Your mailbox acts as a repository of unwanted material: credit card offers, nasty campaign brochures and catalogs for retailers that you haven’t done business with in years.

Now add another unwanted item waiting in your mailbox. Seeds.

The U.S. Department of Agriculture issued warnings this week about unsolicited seeds arriving from a foreign source, possibly China or other East Asian nations. Right now, it is unclear who is sending the packages.

Agriculture officials in at least eight states, including Missouri and Kansas, have reported residents receiving seeds in the mail from a source that the recipient doesn’t know. Similar mystery seeds have been reported in Britain and Canada.

The Missouri Department of Agriculture is clear in its guidance: If you receive mystery seeds, do not open the envelope, do not plant the seeds and do not dispose of them until contacting the USDA. If you open the envelope, which is often labeled as containing jewelry, put the seeds in a sealed bag and contact the Missouri Department of Agriculture at 573-751-2462 or aginfo@mda.gov.

It is unknown at this point whether these seed deliveries are an act of bioterrorism, a hoax or some sort of scam.
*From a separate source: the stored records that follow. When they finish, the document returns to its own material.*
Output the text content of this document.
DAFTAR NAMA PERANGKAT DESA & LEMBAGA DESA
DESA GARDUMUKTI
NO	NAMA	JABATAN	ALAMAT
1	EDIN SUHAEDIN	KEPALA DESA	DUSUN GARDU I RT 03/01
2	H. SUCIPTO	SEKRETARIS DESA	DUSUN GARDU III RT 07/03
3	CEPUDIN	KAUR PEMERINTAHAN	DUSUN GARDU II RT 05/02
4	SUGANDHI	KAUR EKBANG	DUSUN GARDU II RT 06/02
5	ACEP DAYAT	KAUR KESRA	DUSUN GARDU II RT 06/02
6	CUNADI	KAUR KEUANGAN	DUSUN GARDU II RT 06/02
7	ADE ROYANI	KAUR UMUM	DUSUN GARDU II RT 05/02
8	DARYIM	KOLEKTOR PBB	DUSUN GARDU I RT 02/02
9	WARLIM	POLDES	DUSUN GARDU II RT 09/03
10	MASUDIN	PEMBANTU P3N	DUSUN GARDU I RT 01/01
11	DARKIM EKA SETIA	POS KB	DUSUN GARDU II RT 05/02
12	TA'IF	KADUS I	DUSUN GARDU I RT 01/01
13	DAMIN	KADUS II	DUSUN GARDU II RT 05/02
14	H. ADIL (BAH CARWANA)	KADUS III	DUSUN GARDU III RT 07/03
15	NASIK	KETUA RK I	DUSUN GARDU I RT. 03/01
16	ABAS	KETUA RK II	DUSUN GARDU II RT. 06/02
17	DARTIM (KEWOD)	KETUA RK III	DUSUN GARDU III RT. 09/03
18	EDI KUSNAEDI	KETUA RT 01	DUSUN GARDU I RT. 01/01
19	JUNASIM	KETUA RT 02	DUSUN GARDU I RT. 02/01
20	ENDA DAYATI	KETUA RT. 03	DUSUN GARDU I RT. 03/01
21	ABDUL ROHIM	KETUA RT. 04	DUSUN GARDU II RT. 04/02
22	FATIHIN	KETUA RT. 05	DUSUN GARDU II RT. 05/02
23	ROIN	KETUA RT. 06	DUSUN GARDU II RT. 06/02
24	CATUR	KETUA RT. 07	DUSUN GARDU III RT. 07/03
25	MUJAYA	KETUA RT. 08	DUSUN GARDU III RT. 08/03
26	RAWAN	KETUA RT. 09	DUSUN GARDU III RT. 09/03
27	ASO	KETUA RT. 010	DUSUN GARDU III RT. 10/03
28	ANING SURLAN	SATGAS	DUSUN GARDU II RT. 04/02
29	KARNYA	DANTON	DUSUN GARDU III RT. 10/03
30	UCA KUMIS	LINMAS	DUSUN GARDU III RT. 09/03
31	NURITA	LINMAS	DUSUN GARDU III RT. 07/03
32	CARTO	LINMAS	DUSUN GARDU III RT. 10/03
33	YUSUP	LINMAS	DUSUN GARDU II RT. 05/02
In North Carolina, state agriculture officials note that foreign, third-party sellers sometime use a person’s address and Amazon information to generate a fake sale. The goal, apparently, is for positive reviews to boost their product ratings. Some state officials refer to it as a form of agricultural smuggling.

Even if it is a hoax or a marketing ploy, it’s something that could cause considerable damage. The seeds could harm the environment, crops or native plants. Seeds and plants that are shipped to the United States from other countries are heavily regulated by the USDA’s Animal and Plant Health Inspection Service.

“It is important to take steps to prevent the introduction of invasive species into Missouri and ensure safety of the environment, livestock and plants,” the Missouri Department of Agriculture noted in a release. “The seeds could be an invasive species that has the potential to destroy native plants and damage crops. Invasive species may be harmful to livestock.”

At the federal level, a thorough investigation is needed to resolve a mystery that’s unnerving at best and could do real damage, regardless of intent. The general public, which has become hardened to the latest scam to watch out for on phone, email, social media or regular mail, has a role to play in all of this.

If you didn’t order it, don’t plant it. It’s 2020, what else could go wrong? Apparently, plenty.